Common Name: Sturt's or Thargomindah nightshade
Derivation of Name: Solanum...probably from Latin, solamen, solice or comfort, referring to the reputed narcotic properties of the type species, S.nigrum.
sturtianum... After Charles Sturt, an explorer and botanist.
Conservation Status: Not considered to be at risk in the wild.

General Description:

Solanum is a very large genus of about 1700 species with about 80 species native to Australia. Economically it is an important genus as it includes a number of human food crops including potato, tomato and egg plant. The Australian species include important "bush tucker" plants (eg. Solanum ellipticum) but they also include species with poisonous fruits (including the fruits of Solanum sturtianum).

Solanum sturtianum
Solanum sturtianum
Photo: Brian Walters

Solanum sturtianum is a small to medium, erect shrub which may reach 3 metres in height. The stems may or may not have small prickles. The leaves are silvery grey or grey-green about 50 mm long and elliptical in shape. The very attractive purple flowers are about 30-40 mm diameter with conspicuous yellow anthers and occur throughout the year. The fruits which follow the flowers are about 10-15 mm diameter and are yellow to dark brown in colour.
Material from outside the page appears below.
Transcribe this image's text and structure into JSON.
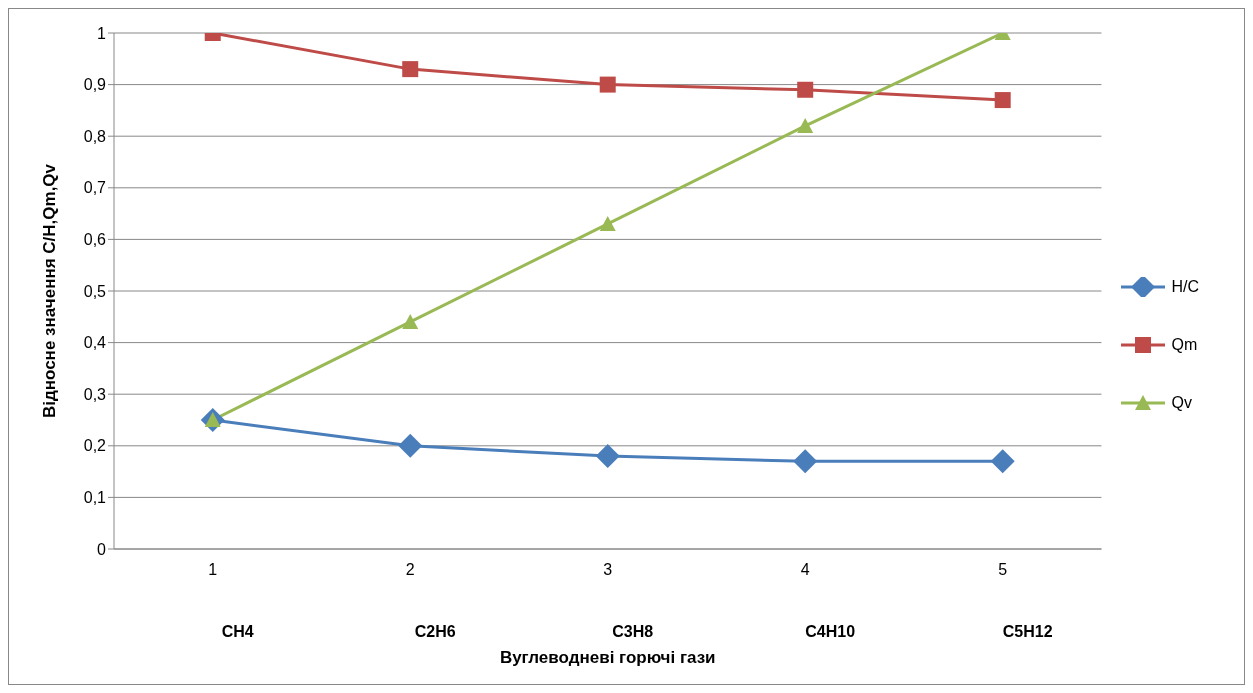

Solanums, generally, are scorned as garden plants as most tend to be untidy in their growth habits and have a "weedy" appearance. However, they add a welcome splash of vivid colour. S.sturtianum probably has limited horticultural potential but could be worth considering for gardens in dry climates provided the plants are not accessible to children or animals. For best results, the plant should be grown in full sun.

Propagation can be carried out from seed. However, the pulp may inhibit germination and it should be washed off the seeds. Cuttings are also reported to be successful.